20th February 2025, 5:00 pm

Speaker: Professor Jocelyn Wogan-Browne (Fordham University)
Location: South School, Examination Schools

This lecture has to perform a double act, resisting the nationalizing teleology attached to the late fourteenth century that makes French always already about to die, while acknowledging the vigorous growth of English as a written language of culture (though not an official language of the crown) in the later part of the century.  Accordingly, it anchors the continuing but shifting multilingualism of the fourteenth century by looking forward from the late thirteenth and early fourteenth centuries before turning to some domains of literature, record, and administration to address changes and continuities in the latter half of the century.
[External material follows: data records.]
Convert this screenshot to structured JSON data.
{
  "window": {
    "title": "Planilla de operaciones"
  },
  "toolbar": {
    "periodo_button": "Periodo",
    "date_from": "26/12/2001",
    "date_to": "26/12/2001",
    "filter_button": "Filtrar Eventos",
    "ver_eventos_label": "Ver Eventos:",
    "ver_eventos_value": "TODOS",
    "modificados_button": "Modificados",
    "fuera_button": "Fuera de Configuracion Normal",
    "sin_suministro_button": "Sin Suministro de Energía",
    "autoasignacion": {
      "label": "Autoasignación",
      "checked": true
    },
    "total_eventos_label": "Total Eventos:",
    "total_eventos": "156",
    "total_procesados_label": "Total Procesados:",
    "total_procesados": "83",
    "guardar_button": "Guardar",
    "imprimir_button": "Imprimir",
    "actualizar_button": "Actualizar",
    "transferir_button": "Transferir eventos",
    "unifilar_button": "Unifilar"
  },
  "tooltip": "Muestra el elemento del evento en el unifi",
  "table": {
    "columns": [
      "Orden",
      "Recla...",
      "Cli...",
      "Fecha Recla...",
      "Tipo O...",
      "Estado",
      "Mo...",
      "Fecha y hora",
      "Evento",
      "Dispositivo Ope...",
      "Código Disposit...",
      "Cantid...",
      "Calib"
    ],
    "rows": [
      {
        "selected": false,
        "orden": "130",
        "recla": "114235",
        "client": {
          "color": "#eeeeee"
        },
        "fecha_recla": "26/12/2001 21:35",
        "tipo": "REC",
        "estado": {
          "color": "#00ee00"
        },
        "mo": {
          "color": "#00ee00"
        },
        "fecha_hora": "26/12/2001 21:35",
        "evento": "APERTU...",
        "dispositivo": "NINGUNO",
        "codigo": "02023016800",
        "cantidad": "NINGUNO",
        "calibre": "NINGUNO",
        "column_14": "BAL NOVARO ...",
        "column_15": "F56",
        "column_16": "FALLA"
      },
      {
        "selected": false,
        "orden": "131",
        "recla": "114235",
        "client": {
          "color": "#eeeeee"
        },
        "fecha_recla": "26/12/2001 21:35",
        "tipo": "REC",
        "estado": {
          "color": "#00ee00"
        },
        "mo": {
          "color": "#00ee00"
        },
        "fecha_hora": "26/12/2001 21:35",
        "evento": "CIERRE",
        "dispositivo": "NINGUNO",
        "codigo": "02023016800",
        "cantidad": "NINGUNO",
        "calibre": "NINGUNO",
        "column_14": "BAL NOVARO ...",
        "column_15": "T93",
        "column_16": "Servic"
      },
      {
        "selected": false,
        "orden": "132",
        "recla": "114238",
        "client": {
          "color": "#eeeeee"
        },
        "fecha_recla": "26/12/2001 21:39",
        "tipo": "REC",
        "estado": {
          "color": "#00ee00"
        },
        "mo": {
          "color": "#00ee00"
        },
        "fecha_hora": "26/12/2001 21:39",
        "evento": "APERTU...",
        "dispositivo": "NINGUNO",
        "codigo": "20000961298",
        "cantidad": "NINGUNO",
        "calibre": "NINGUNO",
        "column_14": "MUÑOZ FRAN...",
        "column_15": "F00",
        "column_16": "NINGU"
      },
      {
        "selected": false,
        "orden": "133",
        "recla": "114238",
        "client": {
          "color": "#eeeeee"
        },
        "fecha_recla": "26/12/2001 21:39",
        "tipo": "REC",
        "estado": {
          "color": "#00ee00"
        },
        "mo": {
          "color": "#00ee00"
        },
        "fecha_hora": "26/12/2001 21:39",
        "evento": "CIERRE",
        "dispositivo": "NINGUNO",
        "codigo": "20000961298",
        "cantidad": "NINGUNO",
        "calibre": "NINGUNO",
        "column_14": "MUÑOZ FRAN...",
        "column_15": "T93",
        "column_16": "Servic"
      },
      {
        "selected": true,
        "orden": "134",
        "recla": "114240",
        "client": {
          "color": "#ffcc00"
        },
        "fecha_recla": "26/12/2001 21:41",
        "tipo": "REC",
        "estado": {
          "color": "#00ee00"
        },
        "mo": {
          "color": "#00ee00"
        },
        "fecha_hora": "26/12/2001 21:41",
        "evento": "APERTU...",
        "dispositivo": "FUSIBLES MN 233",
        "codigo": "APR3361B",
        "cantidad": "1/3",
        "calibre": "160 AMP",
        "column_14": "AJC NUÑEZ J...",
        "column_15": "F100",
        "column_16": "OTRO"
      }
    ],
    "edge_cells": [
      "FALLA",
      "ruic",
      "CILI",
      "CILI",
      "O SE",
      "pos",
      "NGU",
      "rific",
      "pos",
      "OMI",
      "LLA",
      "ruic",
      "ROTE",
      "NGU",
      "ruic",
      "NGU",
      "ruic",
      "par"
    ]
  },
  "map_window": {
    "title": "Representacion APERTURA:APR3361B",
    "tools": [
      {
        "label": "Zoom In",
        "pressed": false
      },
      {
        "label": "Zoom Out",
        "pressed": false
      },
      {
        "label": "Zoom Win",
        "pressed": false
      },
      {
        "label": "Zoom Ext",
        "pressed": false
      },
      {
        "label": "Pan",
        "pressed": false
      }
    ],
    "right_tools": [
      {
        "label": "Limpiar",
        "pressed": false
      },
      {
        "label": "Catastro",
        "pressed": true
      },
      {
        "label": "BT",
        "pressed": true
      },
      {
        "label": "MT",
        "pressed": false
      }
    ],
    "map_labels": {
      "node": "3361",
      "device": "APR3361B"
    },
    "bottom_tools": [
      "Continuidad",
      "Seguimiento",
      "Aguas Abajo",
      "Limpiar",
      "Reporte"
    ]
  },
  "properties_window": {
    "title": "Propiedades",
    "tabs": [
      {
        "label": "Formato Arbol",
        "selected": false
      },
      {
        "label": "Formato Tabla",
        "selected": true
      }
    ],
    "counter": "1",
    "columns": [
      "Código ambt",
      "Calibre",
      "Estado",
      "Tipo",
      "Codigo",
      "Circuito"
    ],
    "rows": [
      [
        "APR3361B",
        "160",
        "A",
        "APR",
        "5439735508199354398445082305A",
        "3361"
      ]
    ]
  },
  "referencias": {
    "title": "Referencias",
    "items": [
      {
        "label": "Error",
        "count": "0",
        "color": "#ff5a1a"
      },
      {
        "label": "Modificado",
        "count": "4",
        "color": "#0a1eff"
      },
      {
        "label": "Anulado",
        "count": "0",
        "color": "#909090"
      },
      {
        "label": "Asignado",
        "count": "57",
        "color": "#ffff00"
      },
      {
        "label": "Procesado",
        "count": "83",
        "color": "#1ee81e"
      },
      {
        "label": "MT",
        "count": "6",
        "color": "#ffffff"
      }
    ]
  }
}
As some eloquent modern scholarship has shown, the fluctuations of war and truce between English and French contemporaries entangled them more intensely in their shared French vernacular.  English’s expanding domains and the great English-language late medieval literary experimentation and consolidation are neither the outcome of conflict nor evidence of serial monolingualism.

French in Medieval Britain: Cultural Politics and Social History, c. 1100-c. 1500

Professor Jocelyn Wogan-Browne (Fordham University)

French played a major, though not the only role, in the pervasive multilingualism of British history and culture.  As Britain’s only medieval ‘global’ vernacular, it was also important to a wide range of people for their participation in external theatres of empire, trade, culture, conflict, and crusade.  Displacing the long shadow of nineteenth-century nationalizing conceptions of language and their entrenchment in modern university disciplinary divisions, emerging histories of French in England and increasingly of French in Ireland, Wales, and Scotland offer new ways of understanding language and identity.  These lectures trace francophone medieval Britain in a chronological sequence across its four main centuries, interpolating two thematic lectures on areas especially needing integration into our histories, medieval women and French in Britain, and French Bible translation in medieval England.